Given that the sample size $n = 58$, sample mean $\overline{x}= 25/mm3$ and sample standard deviation $s = 2.7 / mm3$.

Step 1 Hypothesis Testing Problem

The hypothesis testing problem is
$H_0 : \mu = 24$ against $H_1 : \mu \neq 24$ ($\text{two-tailed}$)

Step 2 Test Statistic

The test statistic is

 \begin{aligned} t& =\frac{\overline{x} -\mu}{s/\sqrt{n}} \end{aligned}
which follows $t$ distribution with $n-1$ degrees of freedom.

Step 3 Significance Level

The significance level is $\alpha = 0.05$.

Step 4 Critical Value(s)

As the alternative hypothesis is $\text{two-tailed}$, the critical value of $t$ $\text{are}$ $-2.002 and 2.002$.

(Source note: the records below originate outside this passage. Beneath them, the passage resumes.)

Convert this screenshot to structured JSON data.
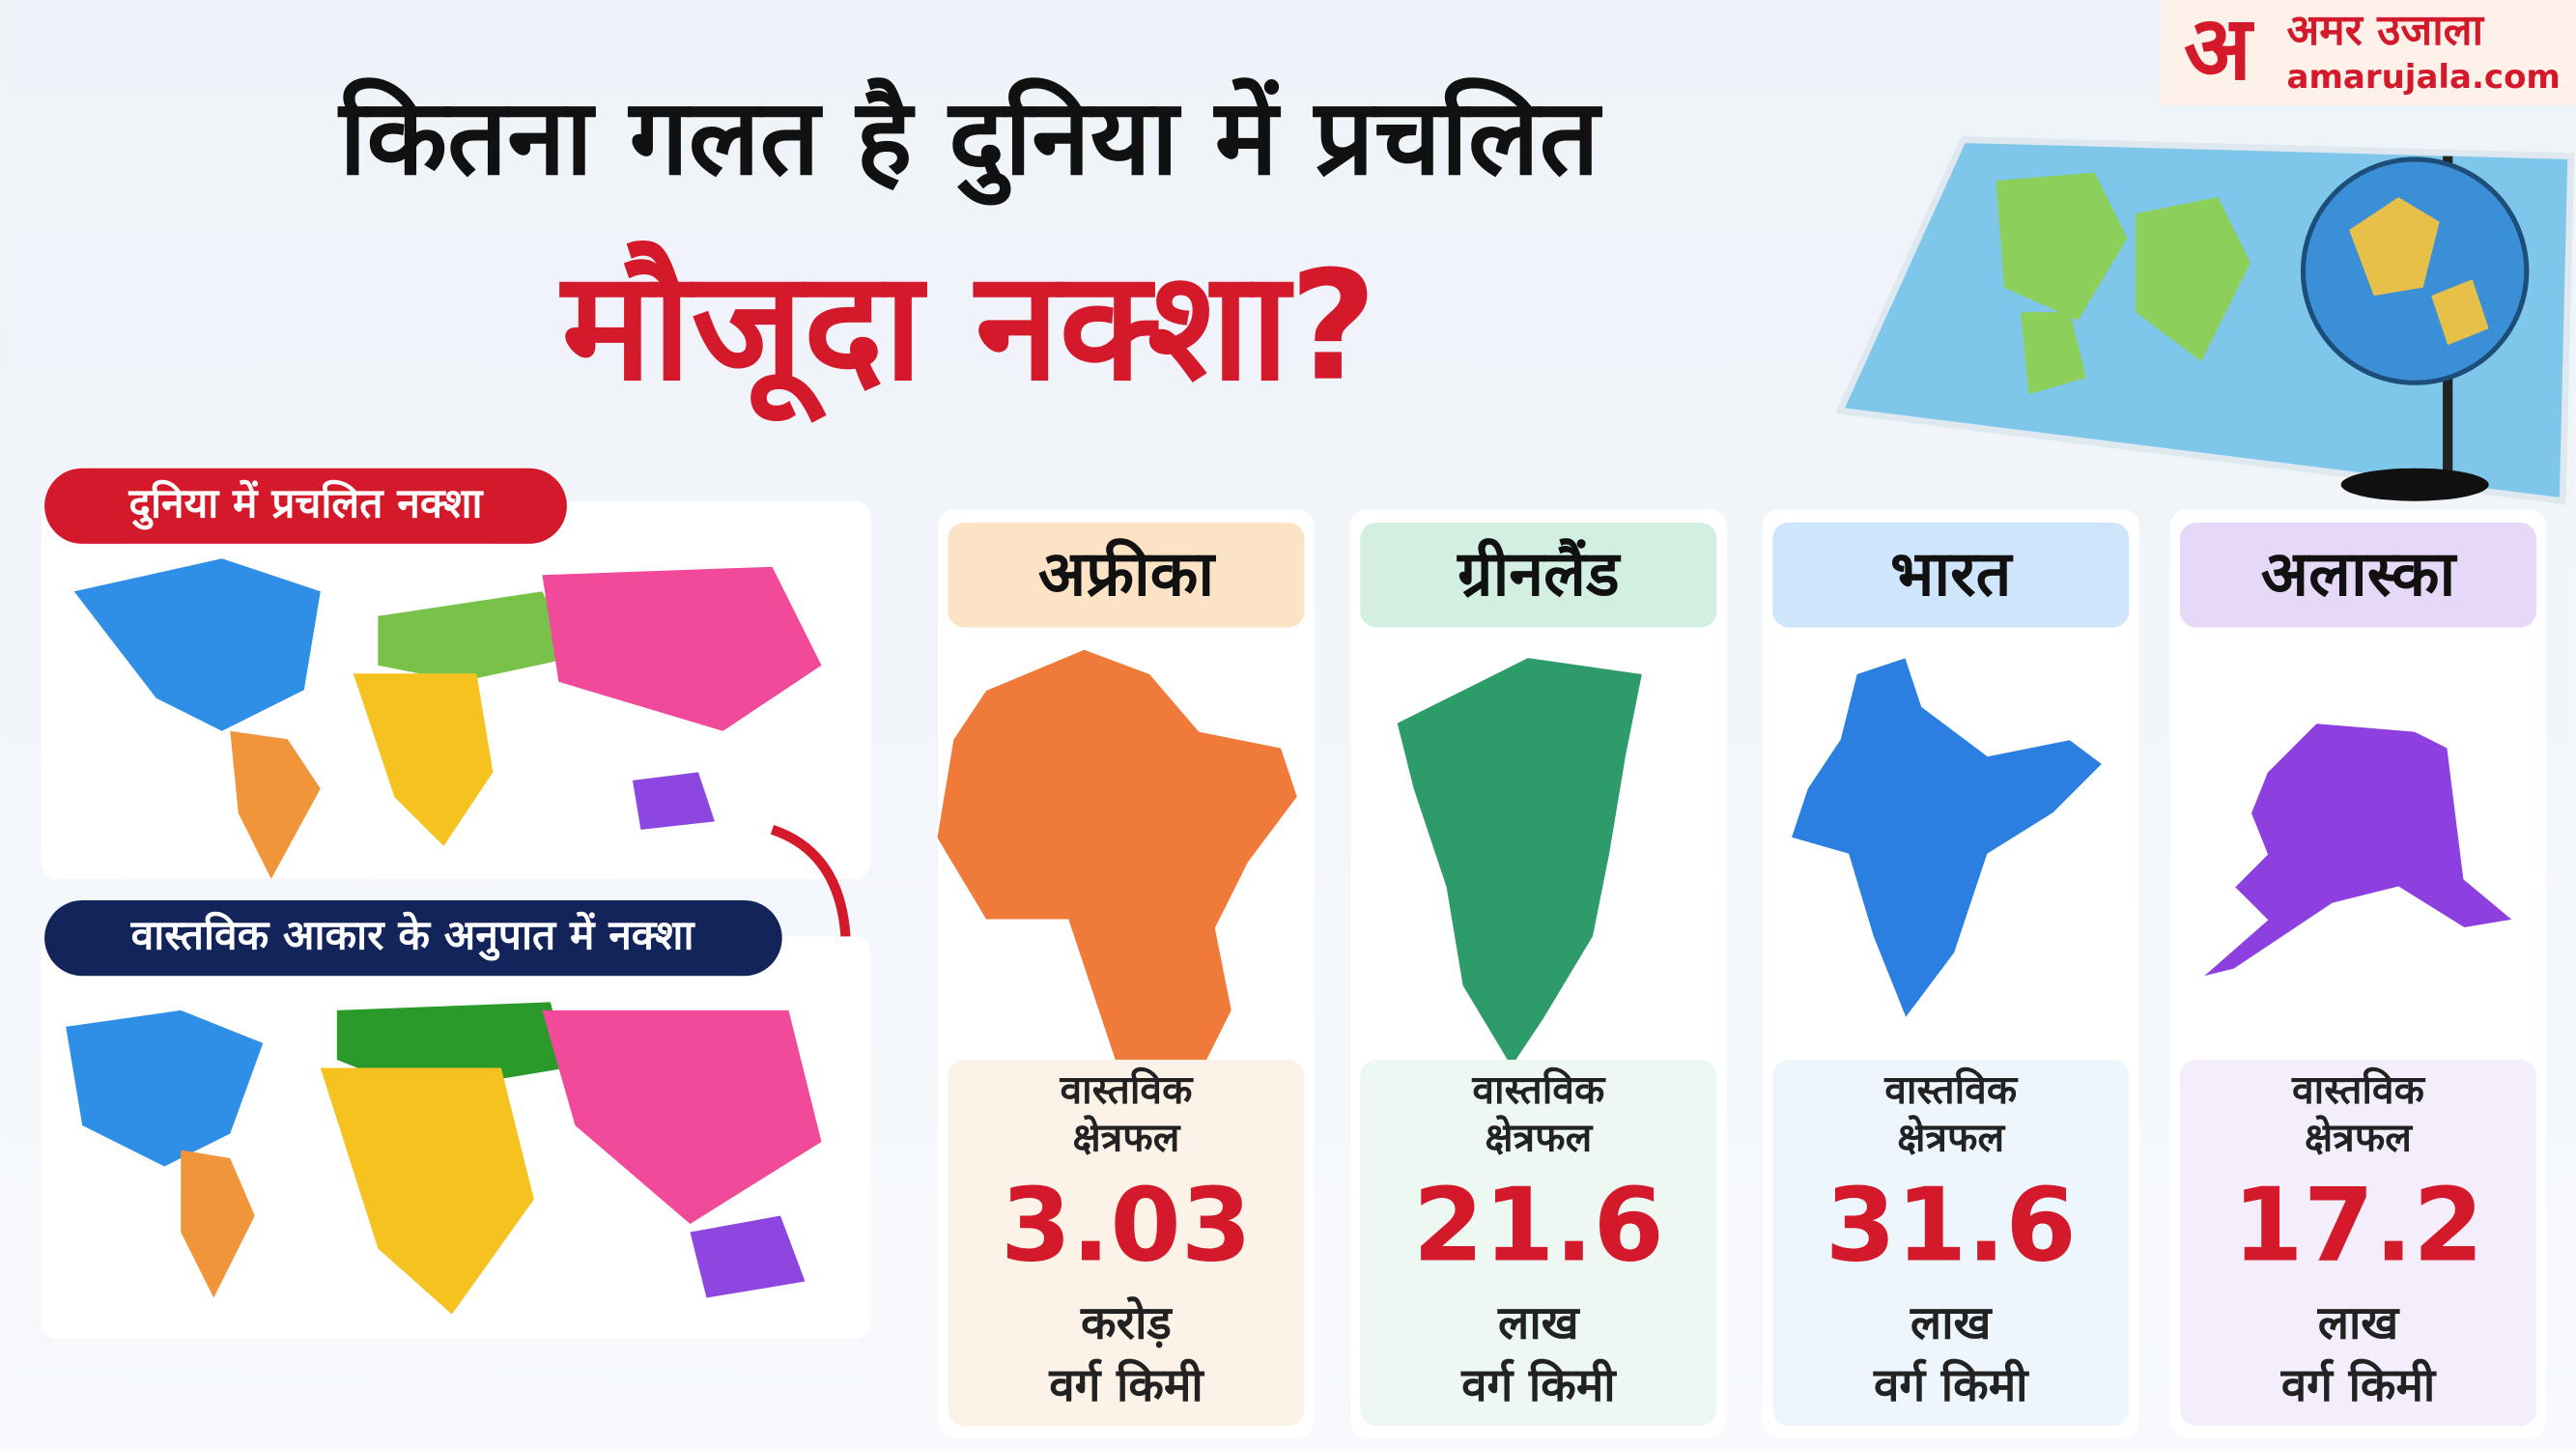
{
  "header": {
    "title_line1": "कितना गलत है दुनिया में प्रचलित",
    "title_line2": "मौजूदा नक्शा?"
  },
  "logo": {
    "mark": "अ",
    "name": "अमर उजाला",
    "site": "amarujala.com"
  },
  "maps": {
    "current_label": "दुनिया में प्रचलित नक्शा",
    "true_label": "वास्तविक आकार के अनुपात में नक्शा"
  },
  "cards": [
    {
      "name": "अफ्रीका",
      "caption_line1": "वास्तविक",
      "caption_line2": "क्षेत्रफल",
      "value": 3.03,
      "unit_line1": "करोड़",
      "unit_line2": "वर्ग किमी"
    },
    {
      "name": "ग्रीनलैंड",
      "caption_line1": "वास्तविक",
      "caption_line2": "क्षेत्रफल",
      "value": 21.6,
      "unit_line1": "लाख",
      "unit_line2": "वर्ग किमी"
    },
    {
      "name": "भारत",
      "caption_line1": "वास्तविक",
      "caption_line2": "क्षेत्रफल",
      "value": 31.6,
      "unit_line1": "लाख",
      "unit_line2": "वर्ग किमी"
    },
    {
      "name": "अलास्का",
      "caption_line1": "वास्तविक",
      "caption_line2": "क्षेत्रफल",
      "value": 17.2,
      "unit_line1": "लाख",
      "unit_line2": "वर्ग किमी"
    }
  ]
}
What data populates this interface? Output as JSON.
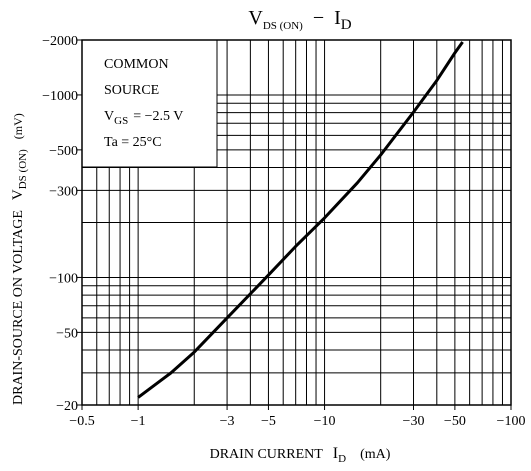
{
  "chart_data": {
    "type": "line",
    "title": {
      "v": "V",
      "v_sub": "DS (ON)",
      "sep": "−",
      "i": "I",
      "i_sub": "D"
    },
    "y_label": {
      "text": "DRAIN-SOURCE ON VOLTAGE",
      "v": "V",
      "v_sub": "DS (ON)",
      "unit": "(mV)"
    },
    "x_label": {
      "text": "DRAIN CURRENT",
      "i": "I",
      "i_sub": "D",
      "unit": "(mA)"
    },
    "annotation": {
      "line1": "COMMON",
      "line2": "SOURCE",
      "vgs": "V",
      "vgs_sub": "GS",
      "vgs_value": "= −2.5 V",
      "ta": "Ta = 25°C"
    },
    "log_x": true,
    "log_y": true,
    "grid": true,
    "xlim": [
      -0.5,
      -100
    ],
    "ylim": [
      -20,
      -2000
    ],
    "xticks": [
      {
        "value": -0.5,
        "label": "−0.5"
      },
      {
        "value": -1,
        "label": "−1"
      },
      {
        "value": -3,
        "label": "−3"
      },
      {
        "value": -5,
        "label": "−5"
      },
      {
        "value": -10,
        "label": "−10"
      },
      {
        "value": -30,
        "label": "−30"
      },
      {
        "value": -50,
        "label": "−50"
      },
      {
        "value": -100,
        "label": "−100"
      }
    ],
    "yticks": [
      {
        "value": -20,
        "label": "−20"
      },
      {
        "value": -50,
        "label": "−50"
      },
      {
        "value": -100,
        "label": "−100"
      },
      {
        "value": -300,
        "label": "−300"
      },
      {
        "value": -500,
        "label": "−500"
      },
      {
        "value": -1000,
        "label": "−1000"
      },
      {
        "value": -2000,
        "label": "−2000"
      }
    ],
    "xgrid": [
      -0.6,
      -0.7,
      -0.8,
      -0.9,
      -1,
      -2,
      -3,
      -4,
      -5,
      -6,
      -7,
      -8,
      -9,
      -10,
      -20,
      -30,
      -40,
      -50,
      -60,
      -70,
      -80,
      -90
    ],
    "ygrid": [
      -30,
      -40,
      -50,
      -60,
      -70,
      -80,
      -90,
      -100,
      -200,
      -300,
      -400,
      -500,
      -600,
      -700,
      -800,
      -900,
      -1000
    ],
    "series": [
      {
        "color": "#000000",
        "x": [
          -1,
          -1.5,
          -2,
          -3,
          -5,
          -7,
          -10,
          -15,
          -20,
          -30,
          -40,
          -50,
          -55
        ],
        "values": [
          -22,
          -30,
          -39,
          -60,
          -103,
          -148,
          -212,
          -330,
          -469,
          -805,
          -1200,
          -1700,
          -1950
        ]
      }
    ]
  }
}
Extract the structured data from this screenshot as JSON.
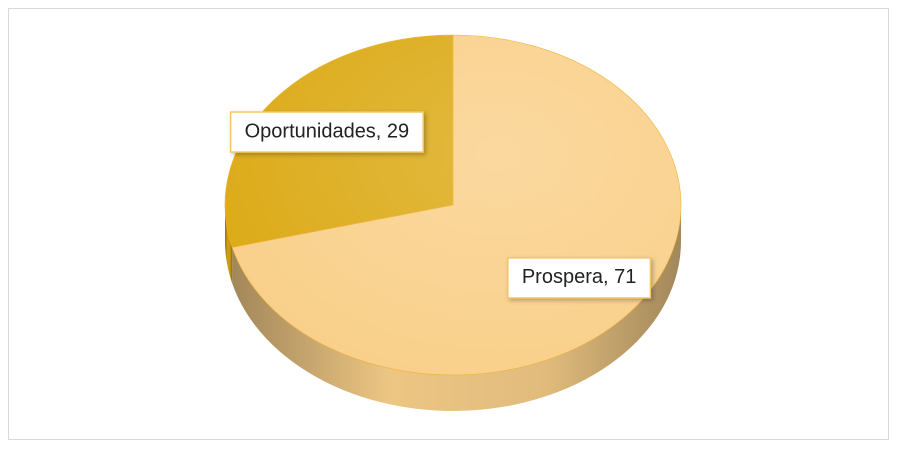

The rejection region (i.e. critical region) is $\text{t < -2.002 or t > 2.002}$.

Step 5 Computation

The test statistic under the null hypothesis is

 \begin{aligned} t&=\frac{ \overline{x} -\mu_0}{s/\sqrt{n}}\\ &= \frac{25-24}{2.7/ \sqrt{58 }}\\ &= 2.821 \end{aligned}

Step 6 Decision

The test statistic is $t =2.821$ which falls $\text{inside}$ the critical region, we $\text{reject}$ the null hypothesis.

OR

Step 6 Decision

$p$-value Approach

This is a $\text{two-tailed}$ test, so the p-value is the area to the left of the test statistic ($t=2.821$). Thus the p-value = $0.0066$.

The p-value is $0.0066$ which is $\text{less than}$ the significance level of $\alpha = 0.05$, we $\text{reject}$ the null hypothesis.

(c) As the p-value is less than $0.05$, there is sufficient evidence to conclude that the mean baseline body mass index for the population of middle aged men who do develop diabetes is not equal to $24.0kg/m^2$

(d) $95$% confidence interval estimate for population mean is $(24.29,25.71)$. As the claimed value $\mu = 24.0$ is not in the confidence interval, we reject the null hypothesis at $0.05$ level of significance. We get the same conclusion as obtained in part (b).